Studi: Lansia Lebih Mungkin Mengalami Infeksi Ulang Covid-19

Kamis, 18 Maret 2021 | 17:23 WIB
Studi: Lansia Lebih Mungkin Mengalami Infeksi Ulang Covid-19
Ilustrasi lansia kenakan masker (Unsplash/Li Lin)
Follow Suara.com untuk mendapatkan informasi terkini. Klik WhatsApp Channel & Google News

Suara.com - Lansia lebih berisiko terinfeksi ulang Covid-19 setelah infeksi pertama. Hal ini dinyatakan dalam penelitian baru yang telah diterbitkan di jurnal Lancet.

Melansir dari Healthshots, studi hasil tes di Denmark tahun lalu menunjukkan bahwa pasien Covid-19 yang berusia di bawah 65 tahun, 80 persen terlindungi dari infeksi ulang virus corona. Namun perlindungan turun menjadi 47 persen untuk mereka yang berusia 65 tahun ke atas.

Data ini menekankan bahwa meskipun telah terinfeksi, mantan pasien Covid-19 masih perlu diberikan vaksin. Sebab, perlindungan alami tidak dapat diandalkan terutama bagi lansia yang paling berisiko terkena penyakit parah.

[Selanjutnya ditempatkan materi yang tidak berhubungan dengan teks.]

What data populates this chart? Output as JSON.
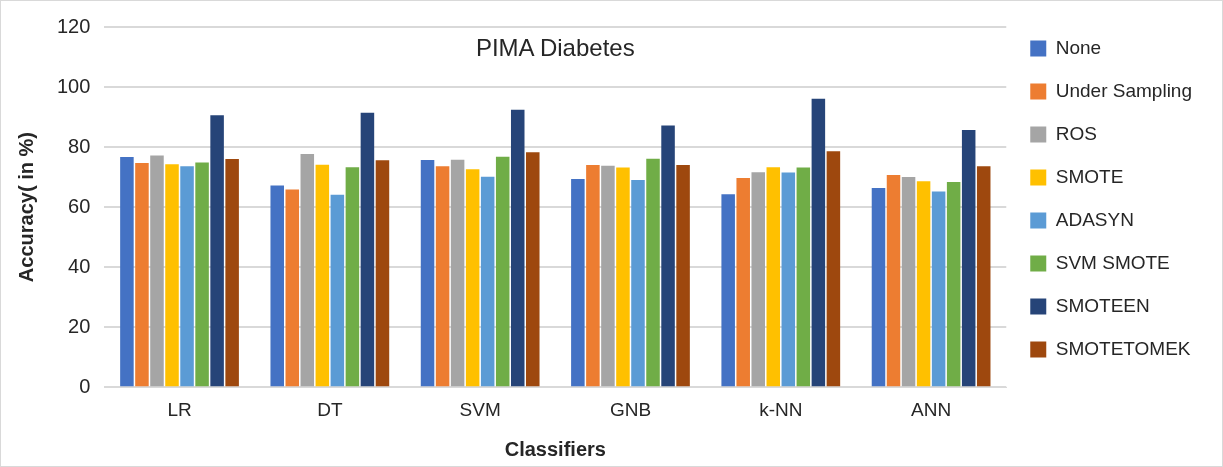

Analisis Denmark berfokus pada jenis virus corona asli dan tidak menilai varian baru yang dianggap lebih dapat menular.

“Temuan kami memperjelas betapa pentingnya menerapkan kebijakan untuk melindungi orang tua selama pandemi, bahkan jika mereka telah terjangkit Covid-19," kata Steen Ethelberg, peneliti senior dari Statens Serum Institut di Kopenhagen.

Baca Juga: Update 18 Maret: Positif Covid-19 RI Kembali Bertambah Jadi 1.443.853 Orang

"Wawasan kami juga dapat menginformasikan kebijakan yang berfokus pada strategi vaksinasi yang lebih luas dan pelonggaran pembatasan penguncian," imbuhnya.

Penulis penelitian menganalisis data yang dikumpulkan sebagai bagian dari strategi pengujian SARS-CoV-2 nasional Denmark. Lebih dari dua pertiga populasi atau sekitar 4 juta orang diuji selama periode yang mencakup gelombang pertama dan kedua di negara itu. 

“Semua data ini adalah konfirmasi di mana menunjukkan bahwa harapan perlindungan kekebalan melalui infeksi alami mungkin tidak dapat kami jangkau dan program vaksinasi global dengan vaksin dengan efikasi tinggi adalah solusi yang bertahan lama,” para profesor Rosemary Boyton dari Imperial College London.